La procédure a été clôturée par ordonnance du 8 janvier 2025.
SUR CE
Ainsi qu’exposé ci-dessus, le contrat de travail stipulait que M. [N] serait affilié dès son entrée à AG2R caisse de prévoyance et de complémentaire santé.
Les bulletins de salaire font mention du prélèvement de cotisations en ce sens, ce qui n’est pas contesté par l’employeur, mais il sera relevé que ce prélèvement n’y figure qu’à compter du 1er janvier 2021.
Est produit par l’employeur un bulletin d’affiliation rempli mais non signé ni de lui ni du salarié et, alors qu’il soutient que le salarié aurait refusé de le signer, aucun élément pertinent n’est produit en ce sens, la pièce 2 du salarié à laquelle il est fait référence n’étant qu’un énigmatique mot manuscrit duquel ne se déduit ni le refus de M. [N] ni au demeurant davantage une information erronée donnée par l’employeur à celui-ci qui traduirait un mensonge à son égard.
M. [S] ne s’explique pas sur d’autres raisons de l’absence d’affiliation et ne conteste pas celle-ci puisqu’il soutient avoir affilié le salarié lorsqu’il a reçu le courrier de son avocat en mars 2022.

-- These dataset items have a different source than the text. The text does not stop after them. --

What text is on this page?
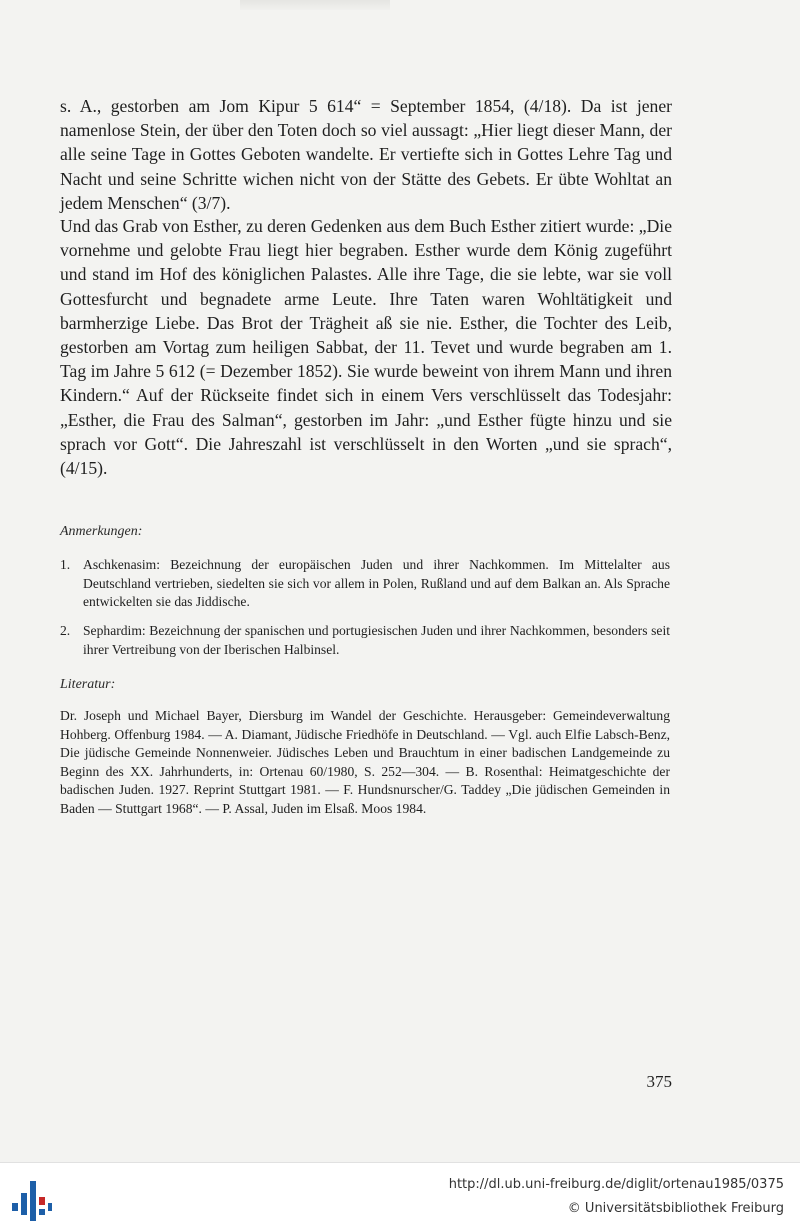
s. A., gestorben am Jom Kipur 5 614“ = September 1854, (4/18). Da ist jener namenlose Stein, der über den Toten doch so viel aussagt: „Hier liegt dieser Mann, der alle seine Tage in Gottes Geboten wandelte. Er vertiefte sich in Gottes Lehre Tag und Nacht und seine Schritte wichen nicht von der Stätte des Gebets. Er übte Wohltat an jedem Menschen“ (3/7).

Und das Grab von Esther, zu deren Gedenken aus dem Buch Esther zitiert wurde: „Die vornehme und gelobte Frau liegt hier begraben. Esther wurde dem König zugeführt und stand im Hof des königlichen Palastes. Alle ihre Tage, die sie lebte, war sie voll Gottesfurcht und begnadete arme Leute. Ihre Taten waren Wohltätigkeit und barmherzige Liebe. Das Brot der Trägheit aß sie nie. Esther, die Tochter des Leib, gestorben am Vortag zum heiligen Sabbat, der 11. Tevet und wurde begraben am 1. Tag im Jahre 5 612 (= Dezember 1852). Sie wurde beweint von ihrem Mann und ihren Kindern.“ Auf der Rückseite findet sich in einem Vers verschlüsselt das Todesjahr: „Esther, die Frau des Salman“, gestorben im Jahr: „und Esther fügte hinzu und sie sprach vor Gott“. Die Jahreszahl ist verschlüsselt in den Worten „und sie sprach“, (4/15).

Anmerkungen:

1. Aschkenasim: Bezeichnung der europäischen Juden und ihrer Nachkommen. Im Mittelalter aus Deutschland vertrieben, siedelten sie sich vor allem in Polen, Rußland und auf dem Balkan an. Als Sprache entwickelten sie das Jiddische.
2. Sephardim: Bezeichnung der spanischen und portugiesischen Juden und ihrer Nachkommen, besonders seit ihrer Vertreibung von der Iberischen Halbinsel.

Literatur:

Dr. Joseph und Michael Bayer, Diersburg im Wandel der Geschichte. Herausgeber: Gemeindeverwaltung Hohberg. Offenburg 1984. — A. Diamant, Jüdische Friedhöfe in Deutschland. — Vgl. auch Elfie Labsch-Benz, Die jüdische Gemeinde Nonnenweier. Jüdisches Leben und Brauchtum in einer badischen Landgemeinde zu Beginn des XX. Jahrhunderts, in: Ortenau 60/1980, S. 252—304. — B. Rosenthal: Heimatgeschichte der badischen Juden. 1927. Reprint Stuttgart 1981. — F. Hundsnurscher/G. Taddey „Die jüdischen Gemeinden in Baden — Stuttgart 1968“. — P. Assal, Juden im Elsaß. Moos 1984.

375

http://dl.ub.uni-freiburg.de/diglit/ortenau1985/0375

© Universitätsbibliothek Freiburg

En conséquence, il est avéré que jusqu’à cette date M. [N] n’était pas affilié nonobstant les mentions du contrat de travail et le prélèvement des cotisations, sans qu’il soit établi que ce soit par suite d’un manquement du salarié.
En revanche, il est établi qu’il a été procédé à l’affiliation dès la réclamation du conseil de M. [N] en mars 2022 (il n’est justifié d’aucune réclamation antérieure) et l’attestation d’adhésion versée aux débats datée du 14 avril 2022 fait mention d’un contrat souscrit à effet du 1er janvier 2021.
Ainsi l’adhésion avait été régularisée à effet rétroactif à la date de saisine du conseil de prud’hommes et a fortiori à la date du jugement, pour toute la période de prélèvement des cotisations.
Aucune preuve de paroles expressément mensongères de l’employeur n’est apportée.
Si M. [N] verse aux débats des avis d’arrêt de travail, il ne produit toutefois aucun élément relativement à un préjudice subi du fait de la situation tels que frais restés à charge, le seul préjudice invoqué dont il est justifié étant celui résultant du prélèvement de cotisations sans objet au moment où elles ont été prélevées, leur objet ayant été régularisé a posteriori sans preuve de conséquences ayant résulté de ce fait.
Dès lors, il n’est pas justifié d’un manquement grave produisant encore des effets et empêchant la poursuite du contrat au moment où le conseil a été saisi et encore moins au moment il a statué.
Le jugement sera dès lors infirmé et M. [N] débouté de ses demandes.
Il n’est pas inéquitable de laisser à la charge de M. [S] les frais non compris dans les dépens.
PAR CES MOTIFS
LA COUR
Infirme le jugement entrepris.
Et statuant à nouveau.
Déboute M. [N] de ses demandes.
Déboute M. [S] de sa demande au titre de l’article 700 du code de procédure civile.
Condamne M. [N] aux dépens de première instance et d’appel.